Ray Bennett of The Hollywood Reporter wrote that: "The film's original songs are low key, the storytelling lacks any kind of vivid insights into life on the road that have not been seen before and the outcome is signposted clearly. The production is more a promise of what the filmmaker and performers might have to offer in the future that anything likely to make a mark with audiences." Tom Russo of The Boston Globe felt that Rosenthal's filmmaking didn't deliver any "sharply defined" scenes close to the opener and caused some "distractingly erratic" characterizations for his two leads due to tonal pacing, concluding that the film "would feel more assured if Rosenthal had shown more inclination to commit."

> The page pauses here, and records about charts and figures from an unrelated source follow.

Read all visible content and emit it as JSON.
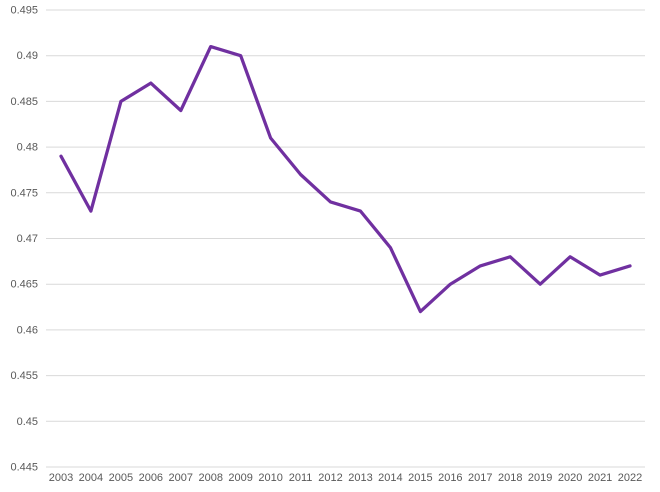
{
  "chart_data": {
    "type": "line",
    "title": "",
    "x_labels": [
      "2003",
      "2004",
      "2005",
      "2006",
      "2007",
      "2008",
      "2009",
      "2010",
      "2011",
      "2012",
      "2013",
      "2014",
      "2015",
      "2016",
      "2017",
      "2018",
      "2019",
      "2020",
      "2021",
      "2022"
    ],
    "values": [
      0.479,
      0.473,
      0.485,
      0.487,
      0.484,
      0.491,
      0.49,
      0.481,
      0.477,
      0.474,
      0.473,
      0.469,
      0.462,
      0.465,
      0.467,
      0.468,
      0.465,
      0.468,
      0.466,
      0.467
    ],
    "ylim": [
      0.445,
      0.495
    ],
    "yticks": [
      0.445,
      0.45,
      0.455,
      0.46,
      0.465,
      0.47,
      0.475,
      0.48,
      0.485,
      0.49,
      0.495
    ],
    "ytick_labels": [
      "0.445",
      "0.45",
      "0.455",
      "0.46",
      "0.465",
      "0.47",
      "0.475",
      "0.48",
      "0.485",
      "0.49",
      "0.495"
    ],
    "grid": "horizontal",
    "legend": "none",
    "xlabel": "",
    "ylabel": "",
    "colors": {
      "line": "#7030A0",
      "gridline": "#D9D9D9",
      "tick_text": "#595959",
      "background": "#FFFFFF"
    }
  }
}
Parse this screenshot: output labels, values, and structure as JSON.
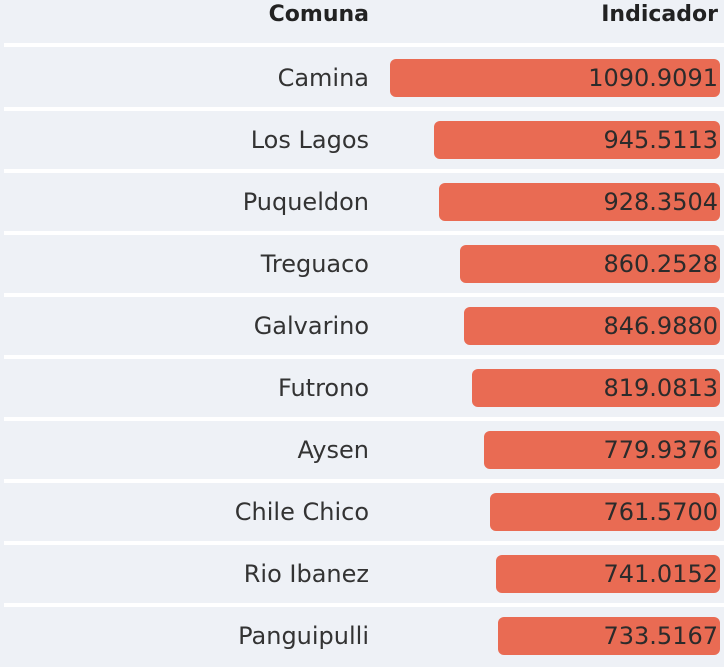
{
  "table": {
    "headers": {
      "comuna": "Comuna",
      "indicador": "Indicador"
    }
  },
  "chart_data": {
    "type": "table",
    "columns": [
      "Comuna",
      "Indicador"
    ],
    "categories": [
      "Camina",
      "Los Lagos",
      "Puqueldon",
      "Treguaco",
      "Galvarino",
      "Futrono",
      "Aysen",
      "Chile Chico",
      "Rio Ibanez",
      "Panguipulli"
    ],
    "values": [
      1090.9091,
      945.5113,
      928.3504,
      860.2528,
      846.988,
      819.0813,
      779.9376,
      761.57,
      741.0152,
      733.5167
    ],
    "value_labels": [
      "1090.9091",
      "945.5113",
      "928.3504",
      "860.2528",
      "846.9880",
      "819.0813",
      "779.9376",
      "761.5700",
      "741.0152",
      "733.5167"
    ],
    "bar_color": "#e96b53"
  }
}
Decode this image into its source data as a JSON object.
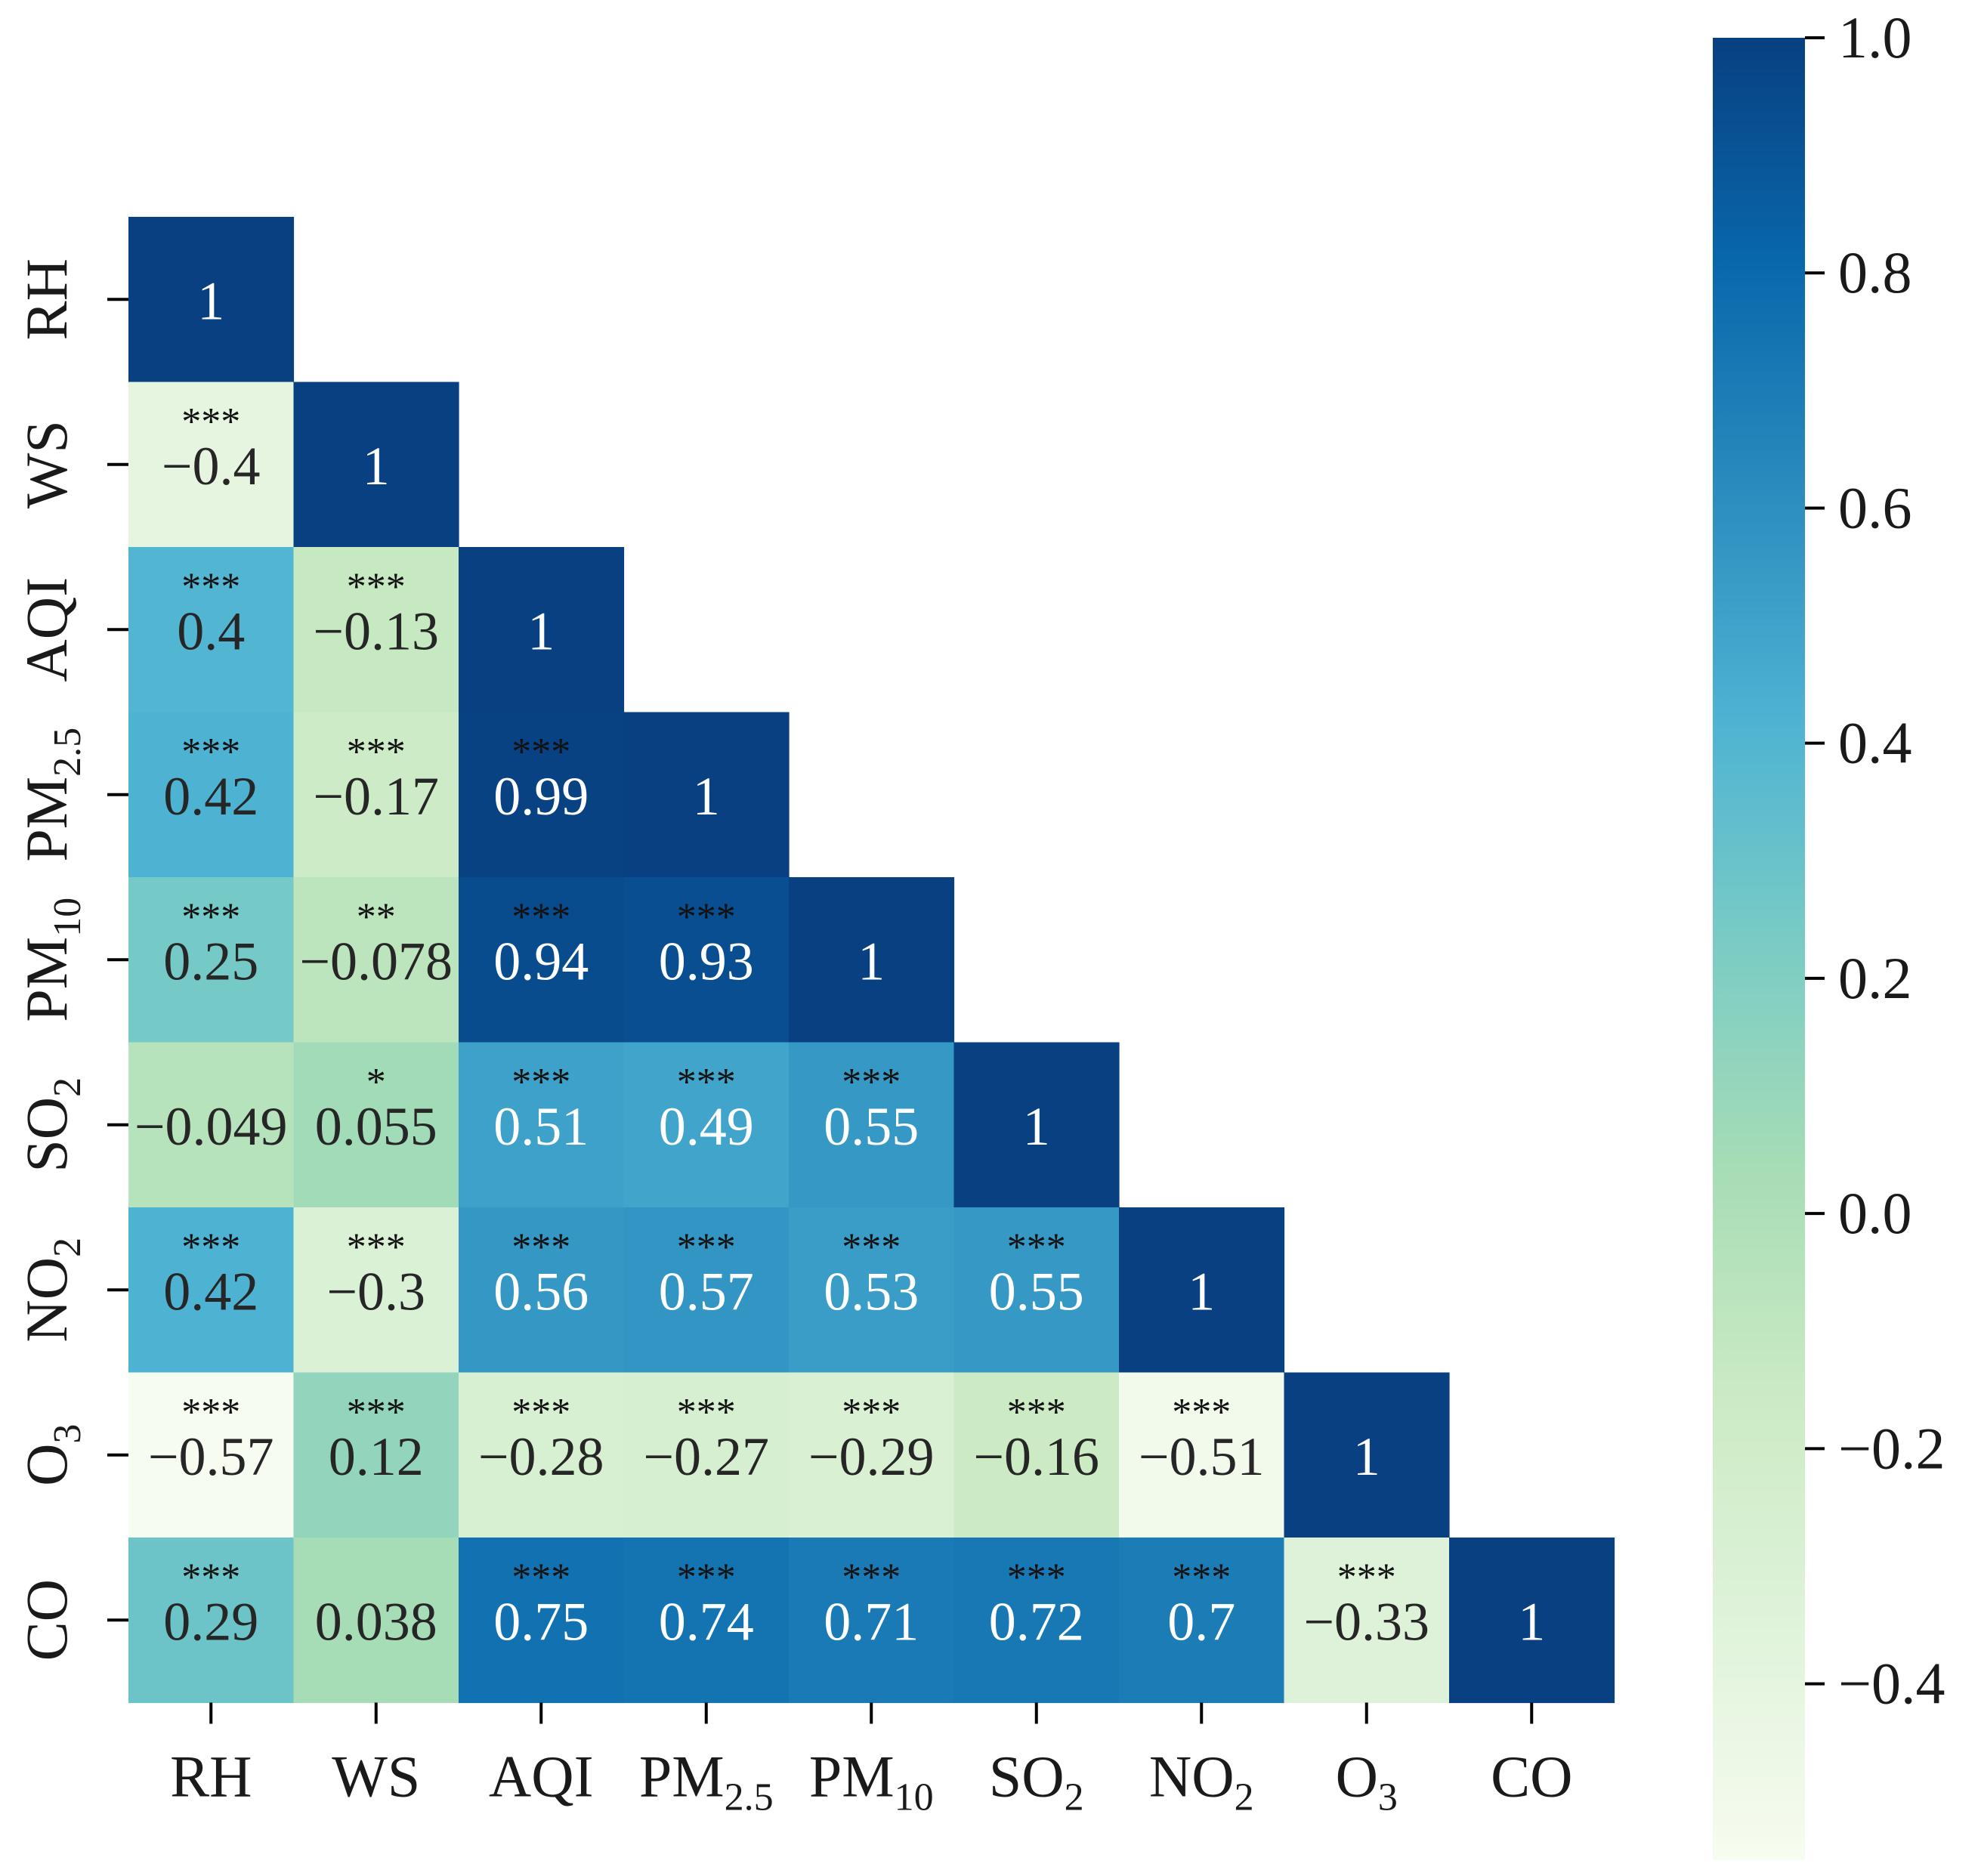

Breslin and Nivola both received praise for their performances. The Washington Posts Ann Hornaday called them "a terrific mismatched pair" that can "harmonize not only figuratively but literally." Ian Buckwalter of NPR felt that the focus shift to its two main leads in the second half improves the film slightly, saying that "Breslin remains as charismatic and instantly likable as she was in her Oscar-nominated role in Little Miss Sunshine, and the often under-the-radar Nivola shows the makings of a star." He added that the film carries a "lightweight sweetness" due to the chemistry between them. Bennett commended Nivola for having "the grizzled charm and arrogance of a rock star" but said the film's appeal rests on Breslin who displays "spirit and singing ability" in her role, saying that she gets "a sturdy peg for her ongoing growth as a film actor. While it's not likely to be a highlight in her career, it's no shame either." Russo also praised both actors' performances, saying that Nivola does "a convincingly edgy downward spiral" done by his character and Breslin portrays the title role like "a kid believably rolling with adults' bad behavior because she doesn't know how else to respond."

In a review for the Los Angeles Times, Robert Abele said that Nivola "does a serviceable job conveying a certain kind of brittle, hotheaded flameout with remnants of musical soulfulness worth reviving" but felt that Breslin wasn't given much opposite him in a role that "should feel like more of a title character than a programmatic catalyst for his redemptive change."

Frances Fisher was nominated for Best Supporting Actress by the Chlotrudis Society for Independent Films for her work in the film, but ultimately lost to Lesley Manville for Another Year.